Le problème du financement monétaire de l’Etat se posait avec la LFC 2020. Le budget 2020 a été bouclé grâce à un financement direct de la BCT à hauteur de 2,8 milliards de dinars. Quant au  budget 2021, il  ne prévoit pas d’intervention de la part de la BCT. Sauf que le FMI n’a pas raté l’occasion pour rappeler qu’il faut éviter de recourir dans le futur au financement du déficit par la BCT. Le FMI est en train d’anticiper, sur une situation qui peut avoir lieu si les mesures spécifiques ne sont pas engagées. Lorsque le financement du déficit par la BCT devient une opération récurrente avec des montants très importants, la valeur de la monnaie sera affectée et l’inflation repart à la hausse. Aujourd’hui, tout le monde est conscient de la nécessité de la bonne gestion et d’une meilleure affectation des financements de l’Etat, parce qu’on est en train de s’enfoncer dans la spirale de l’endettement, lequel endettement sert à rembourser des dettes antérieures. C’est une spirale suicidaire. En 2021, le service de la dette devrait augmenter d’un  tiers pour passer de 11,7 milliards de dinars à 15 milliards. Pour pouvoir créer de la croissance il faut que les crédits obtenus soient  affectés à l’investissement et à l’amélioration des conditions sociales. Je pense que, dans les prochaines revues, le FMI va revenir sur la question, parce qu’il l’a déjà esquissé dans la partie relative au  financement des entreprises.

Est-ce que la Tunisie risque un défaut de paiement?

On n’a pas le droit à cela. Compte tenu de la situation actuelle, si on continue de réagir selon la même approche, le risque devient important. Aujourd’hui, il  n’existe pas mais il peut se concrétiser. On est en train de s’endetter pour solder les crédits antérieurs et payer les dépenses courantes, au lieu de s’endetter pour créer de la valeur ajoutée. Parce qu’au final c’est la valeur ajoutée qui va permettre de créer la richesse, produire de l’impôt, renflouer, ainsi, les caisses de l’Etat et in fine rembourser les dettes. Le risque devient de plus en plus important, donc on doit changer obligatoirement, d’une manière radicale, les méthodes de  gestion des dépenses publiques, de la vision stratégique et économique et respecter  les équilibres macroéconomiques. Il faut œuvrer à réduire le gaspillage des compensations, notamment  énergétiques et alimentaires,  à ne plus laisser filer les dépenses oisives en devises..etc. Selon la direction générale des participations relevant du ministère des Finances, il faut injecter 8 milliards de dinars pour rééquilibrer les fonds propres de quarante entreprises publiques classées des plus importantes.

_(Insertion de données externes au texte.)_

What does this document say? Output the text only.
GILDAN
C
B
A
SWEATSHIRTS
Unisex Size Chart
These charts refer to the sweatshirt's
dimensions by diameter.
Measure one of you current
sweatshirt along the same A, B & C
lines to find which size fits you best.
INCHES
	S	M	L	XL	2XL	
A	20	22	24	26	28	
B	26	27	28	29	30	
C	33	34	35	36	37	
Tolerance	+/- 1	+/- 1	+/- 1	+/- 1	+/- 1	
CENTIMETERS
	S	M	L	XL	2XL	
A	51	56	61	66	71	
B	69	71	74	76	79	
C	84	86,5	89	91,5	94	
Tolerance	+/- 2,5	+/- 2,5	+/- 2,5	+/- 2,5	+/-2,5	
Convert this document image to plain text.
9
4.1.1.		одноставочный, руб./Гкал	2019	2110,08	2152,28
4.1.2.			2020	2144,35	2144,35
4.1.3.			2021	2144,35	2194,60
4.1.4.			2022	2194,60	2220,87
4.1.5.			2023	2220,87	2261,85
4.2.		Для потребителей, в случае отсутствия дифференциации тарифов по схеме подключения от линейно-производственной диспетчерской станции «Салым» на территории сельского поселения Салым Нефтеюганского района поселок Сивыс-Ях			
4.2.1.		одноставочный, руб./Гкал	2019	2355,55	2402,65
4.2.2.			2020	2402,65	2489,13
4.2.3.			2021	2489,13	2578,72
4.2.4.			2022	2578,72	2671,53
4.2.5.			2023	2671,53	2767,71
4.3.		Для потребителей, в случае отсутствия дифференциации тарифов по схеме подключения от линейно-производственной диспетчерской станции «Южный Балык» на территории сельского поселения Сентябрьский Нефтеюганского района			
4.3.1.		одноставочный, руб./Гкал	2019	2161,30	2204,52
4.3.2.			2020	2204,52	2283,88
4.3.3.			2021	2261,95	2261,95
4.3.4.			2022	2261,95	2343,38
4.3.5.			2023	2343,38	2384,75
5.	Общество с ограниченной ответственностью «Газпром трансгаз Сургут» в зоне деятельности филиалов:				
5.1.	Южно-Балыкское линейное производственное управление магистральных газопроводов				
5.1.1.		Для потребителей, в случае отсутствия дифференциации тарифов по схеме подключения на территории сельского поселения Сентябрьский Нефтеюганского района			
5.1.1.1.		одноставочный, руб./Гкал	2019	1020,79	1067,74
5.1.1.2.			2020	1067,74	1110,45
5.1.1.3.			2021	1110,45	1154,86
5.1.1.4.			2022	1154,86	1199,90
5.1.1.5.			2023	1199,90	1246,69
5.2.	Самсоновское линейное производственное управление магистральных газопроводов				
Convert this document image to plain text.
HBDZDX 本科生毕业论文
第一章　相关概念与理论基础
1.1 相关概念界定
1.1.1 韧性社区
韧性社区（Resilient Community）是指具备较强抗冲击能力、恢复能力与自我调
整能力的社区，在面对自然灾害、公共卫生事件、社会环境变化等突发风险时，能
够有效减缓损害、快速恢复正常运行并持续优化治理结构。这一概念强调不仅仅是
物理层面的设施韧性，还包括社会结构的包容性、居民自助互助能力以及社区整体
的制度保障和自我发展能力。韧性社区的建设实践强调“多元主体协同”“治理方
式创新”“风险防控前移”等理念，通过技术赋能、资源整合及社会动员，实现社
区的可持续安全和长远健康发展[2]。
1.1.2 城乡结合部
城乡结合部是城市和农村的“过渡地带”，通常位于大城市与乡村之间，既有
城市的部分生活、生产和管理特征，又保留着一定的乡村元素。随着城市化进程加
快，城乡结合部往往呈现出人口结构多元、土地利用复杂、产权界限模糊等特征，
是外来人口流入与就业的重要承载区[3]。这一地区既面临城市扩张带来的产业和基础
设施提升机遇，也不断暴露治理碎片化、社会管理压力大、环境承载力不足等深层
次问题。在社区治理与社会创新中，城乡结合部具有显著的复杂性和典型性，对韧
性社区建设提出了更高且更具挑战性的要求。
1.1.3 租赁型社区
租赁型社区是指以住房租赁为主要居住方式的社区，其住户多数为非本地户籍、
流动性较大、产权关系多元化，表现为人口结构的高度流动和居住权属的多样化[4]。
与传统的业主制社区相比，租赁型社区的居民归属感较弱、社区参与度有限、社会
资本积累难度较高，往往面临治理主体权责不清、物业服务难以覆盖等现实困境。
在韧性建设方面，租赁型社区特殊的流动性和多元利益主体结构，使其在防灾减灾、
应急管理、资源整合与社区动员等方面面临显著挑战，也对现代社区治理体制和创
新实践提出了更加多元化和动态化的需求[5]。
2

Il faut remettre, impérativement, sur la table le dossier des entreprises publiques. Je pense qu’aujourd’hui, il est judicieux d’instaurer un FREP (Fonds de restructuration des entreprises publiques,) qui sera financé par des partenariats stratégiques, notamment avec les plus grandes entreprises publiques. et qui traite les établissements au cas par cas. Il faut, avant tout, relancer la croissance. Et rien qu’en redynamisant des secteurs comme le phosphate, le textile, l’export,l’innovation, et la digitalisation, on peut avoir une belle croissance.